The Cardinal died in Naples on 29 May 1300, probably in the hospitium (guest-house) of the Monastery of S. Demetrio where he had signed his Testament on 23 May. He was buried in the Cathedral of Naples, according to his testamentary wishes.

In 1318, the successors of the late King Charles of Sicily finally paid assessments owed for many years from the census of the Kingdom of Cilicia.
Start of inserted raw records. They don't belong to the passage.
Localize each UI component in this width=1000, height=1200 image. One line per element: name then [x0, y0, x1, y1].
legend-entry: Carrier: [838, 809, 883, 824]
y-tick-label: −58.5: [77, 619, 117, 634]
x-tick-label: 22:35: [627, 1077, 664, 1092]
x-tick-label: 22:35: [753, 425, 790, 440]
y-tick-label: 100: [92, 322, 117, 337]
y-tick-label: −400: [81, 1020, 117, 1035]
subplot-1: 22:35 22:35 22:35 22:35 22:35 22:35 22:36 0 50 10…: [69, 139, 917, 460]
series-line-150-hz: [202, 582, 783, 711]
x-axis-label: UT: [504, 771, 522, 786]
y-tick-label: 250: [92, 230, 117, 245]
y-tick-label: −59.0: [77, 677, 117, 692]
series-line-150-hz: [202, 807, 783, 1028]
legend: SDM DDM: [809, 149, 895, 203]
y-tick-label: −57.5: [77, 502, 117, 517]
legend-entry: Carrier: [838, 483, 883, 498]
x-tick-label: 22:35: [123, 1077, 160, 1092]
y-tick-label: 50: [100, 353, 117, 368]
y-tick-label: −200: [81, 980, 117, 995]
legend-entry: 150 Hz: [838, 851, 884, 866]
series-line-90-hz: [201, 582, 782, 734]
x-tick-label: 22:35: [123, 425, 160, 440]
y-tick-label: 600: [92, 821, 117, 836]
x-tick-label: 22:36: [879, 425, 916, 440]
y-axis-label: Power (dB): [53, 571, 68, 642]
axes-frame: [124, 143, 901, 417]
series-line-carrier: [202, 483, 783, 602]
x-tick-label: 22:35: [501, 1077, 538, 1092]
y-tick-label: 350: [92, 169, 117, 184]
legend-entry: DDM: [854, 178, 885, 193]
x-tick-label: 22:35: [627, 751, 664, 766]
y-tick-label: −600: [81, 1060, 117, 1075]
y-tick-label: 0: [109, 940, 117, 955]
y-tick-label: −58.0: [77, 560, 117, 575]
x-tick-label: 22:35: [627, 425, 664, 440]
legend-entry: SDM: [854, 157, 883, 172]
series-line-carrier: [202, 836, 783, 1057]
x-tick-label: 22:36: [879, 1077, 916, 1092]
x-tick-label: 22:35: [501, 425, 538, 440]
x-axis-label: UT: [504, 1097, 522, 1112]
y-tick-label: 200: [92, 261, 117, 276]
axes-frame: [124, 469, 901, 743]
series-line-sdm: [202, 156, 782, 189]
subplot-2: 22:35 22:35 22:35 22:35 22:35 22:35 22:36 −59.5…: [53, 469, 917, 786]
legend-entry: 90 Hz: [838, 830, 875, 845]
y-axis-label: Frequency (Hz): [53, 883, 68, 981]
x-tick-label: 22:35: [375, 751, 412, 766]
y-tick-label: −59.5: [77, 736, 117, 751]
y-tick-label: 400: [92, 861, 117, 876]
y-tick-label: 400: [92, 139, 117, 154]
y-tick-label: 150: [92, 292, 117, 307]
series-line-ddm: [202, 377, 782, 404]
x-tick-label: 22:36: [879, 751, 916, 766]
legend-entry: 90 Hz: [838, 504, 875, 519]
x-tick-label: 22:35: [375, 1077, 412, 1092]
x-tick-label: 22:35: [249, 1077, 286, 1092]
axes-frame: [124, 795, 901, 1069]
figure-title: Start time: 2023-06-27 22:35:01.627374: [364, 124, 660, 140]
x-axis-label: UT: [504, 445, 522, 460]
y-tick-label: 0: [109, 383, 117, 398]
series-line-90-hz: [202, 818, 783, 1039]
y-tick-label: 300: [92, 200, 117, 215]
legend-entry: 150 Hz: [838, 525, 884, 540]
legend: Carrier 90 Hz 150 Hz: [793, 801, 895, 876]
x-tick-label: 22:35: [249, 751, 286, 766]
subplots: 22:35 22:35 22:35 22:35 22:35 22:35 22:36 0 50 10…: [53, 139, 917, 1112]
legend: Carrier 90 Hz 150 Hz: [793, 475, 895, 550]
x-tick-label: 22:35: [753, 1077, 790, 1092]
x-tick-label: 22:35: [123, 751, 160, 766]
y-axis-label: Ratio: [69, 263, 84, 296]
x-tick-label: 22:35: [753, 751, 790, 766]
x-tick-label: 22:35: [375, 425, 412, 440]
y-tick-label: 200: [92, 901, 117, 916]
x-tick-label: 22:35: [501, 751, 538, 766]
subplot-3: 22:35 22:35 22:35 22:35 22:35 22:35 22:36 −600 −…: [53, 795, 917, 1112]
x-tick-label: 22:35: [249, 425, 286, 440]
Cardinal Tommaso de Aquila tituli Sanctae Ceciliae presbiter, Ordinis Domini Celestinae pape, was credited with 165 gold ducats (reckoned at five ducats per ounce of gold), 156 florins, 11 solidi and 3 denarii of Tours.

==Bibliography==

- Niccola Palma, Storia ecclesiastica e civili della regione piu settentrionale del Regno di Napoli Volume V (Teramo: Ubaldo Angeletti 1836), pp. 12–14.
- Johann Peter Kirsch, Die FInanzverwaltung des Kardinalkollegiums im XIII. und XIV. Jahrhundert (Münster 1895)
- Francesco Savini, "Il cardinal Tommaso "de Ocra o de Aprutio" e il suo testamento del 1300, Archivio storico Italiano, series V, 22 (Firenze 1898), pp. 87–92.
- Francesco Savini, La contea di Apruzio e i suoi conti (Roma: Forzani 1905), pp. 169–170.
- Paul Maria Baumgarten (1897), "Die Cardinalsernennungen Cälastins V. im September und Oktober 1294," (Stephan Ehses, editor) Festschrift zum elfhundertjährigen Jubiläum des deutschen Campo Santo in Rom (Freiburg im Breisgau: Herder 1897) 161-169.
- Paul Maria Baumgarten (1898), Untersuchungen und Urkunden über die Camera Collegii Cardinalium für die Zeit von 1295 bis 1437 (Leipzig 1898).
- Georges Digard, Les registres de Boniface VIII Tome I (Paris 1890).
- Ferdinand Gregorovius, History of the City of Rome in the Middle Ages, Volume V, second edition, revised (London: George Bell, 1906).